What are the commands for passwordless sudo permissions?

This topic has been translated from a Chinese forum by GPT and might contain errors.

Original topic: sudo免密权限命令列表有哪些?

| username: h5n1

When using tiup to deploy clusters and for daily start/stop maintenance, the executing user needs to have passwordless sudo permissions. The official configuration grants ALL permissions to the tidb user, but this configuration does not meet the company’s security requirements, and we do not have the root user password for the operating system.

  1. Does the official documentation provide a list of sudo passwordless permissions required for tiup deployment and maintenance?
  2. Can tiup support manual password input for sudo execution?
| username: ShawnYan | Original post link

Same question +1

For intranet environments with high security requirements, cluster installation and management need to have a unified user and user group (such as tidb). This user needs to have limited sudo permissions, meaning they cannot be given sudo all, but only NOPASSWD: /usr/bin/mkdir, /usr/bin/chown, etc. What are the sudo passwordless commands in this case?

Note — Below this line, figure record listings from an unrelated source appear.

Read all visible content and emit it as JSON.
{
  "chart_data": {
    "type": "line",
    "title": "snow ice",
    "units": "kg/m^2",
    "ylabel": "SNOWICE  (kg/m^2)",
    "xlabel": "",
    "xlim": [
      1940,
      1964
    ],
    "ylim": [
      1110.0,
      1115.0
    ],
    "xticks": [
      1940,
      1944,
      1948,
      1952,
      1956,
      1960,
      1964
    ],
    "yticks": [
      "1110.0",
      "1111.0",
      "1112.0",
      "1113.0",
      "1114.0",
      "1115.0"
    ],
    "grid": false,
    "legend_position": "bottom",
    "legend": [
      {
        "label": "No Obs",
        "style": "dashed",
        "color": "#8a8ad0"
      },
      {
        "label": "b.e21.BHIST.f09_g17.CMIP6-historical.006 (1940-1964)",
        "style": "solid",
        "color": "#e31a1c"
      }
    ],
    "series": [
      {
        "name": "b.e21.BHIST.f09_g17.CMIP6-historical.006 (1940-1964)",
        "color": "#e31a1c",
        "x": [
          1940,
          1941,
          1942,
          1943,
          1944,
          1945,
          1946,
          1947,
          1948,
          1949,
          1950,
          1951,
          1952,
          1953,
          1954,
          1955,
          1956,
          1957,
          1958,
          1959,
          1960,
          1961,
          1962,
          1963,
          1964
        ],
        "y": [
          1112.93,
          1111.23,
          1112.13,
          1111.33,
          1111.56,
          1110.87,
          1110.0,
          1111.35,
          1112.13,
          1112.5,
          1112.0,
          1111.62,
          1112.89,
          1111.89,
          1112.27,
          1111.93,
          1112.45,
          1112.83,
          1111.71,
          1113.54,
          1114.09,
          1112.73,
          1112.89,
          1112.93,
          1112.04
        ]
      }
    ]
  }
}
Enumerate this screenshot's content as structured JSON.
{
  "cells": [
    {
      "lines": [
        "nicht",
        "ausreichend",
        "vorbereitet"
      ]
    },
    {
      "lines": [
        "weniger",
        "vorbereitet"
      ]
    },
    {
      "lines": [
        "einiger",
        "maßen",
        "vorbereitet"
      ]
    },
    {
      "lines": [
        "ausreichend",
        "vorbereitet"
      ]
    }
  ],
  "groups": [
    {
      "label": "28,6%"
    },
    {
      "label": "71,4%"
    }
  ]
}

| username: HACK | Original post link

We also have this situation, permissions need to be controlled.

| username: forever | Original post link

Is it faster to directly provide feedback on document changes in the documentation area? :grin:

| username: 履霜知冰 | Original post link

Same question +1, seeking guidance from experts.

| username: AstroProfundis | Original post link

Due to compatibility issues with various Linux distributions, most commands of tiup-cluster are executed within bash, similar to the usage of bash -c "echo foobar". Therefore, if you must set a command whitelist for sudo, you also need to add /bin/bash to the whitelist. The actual effect is no different from setting ALL.

| username: ShawnYan | Original post link

Thank you. The deployment user’s permissions are only needed during the initial installation phase and can be managed with -u/-p, so it should be fine. As for the sudo permissions of the operations user, we might need to find another way to restrict them.

| username: h5n1 | Original post link

This topic will be automatically closed 60 days after the last reply. No new replies are allowed.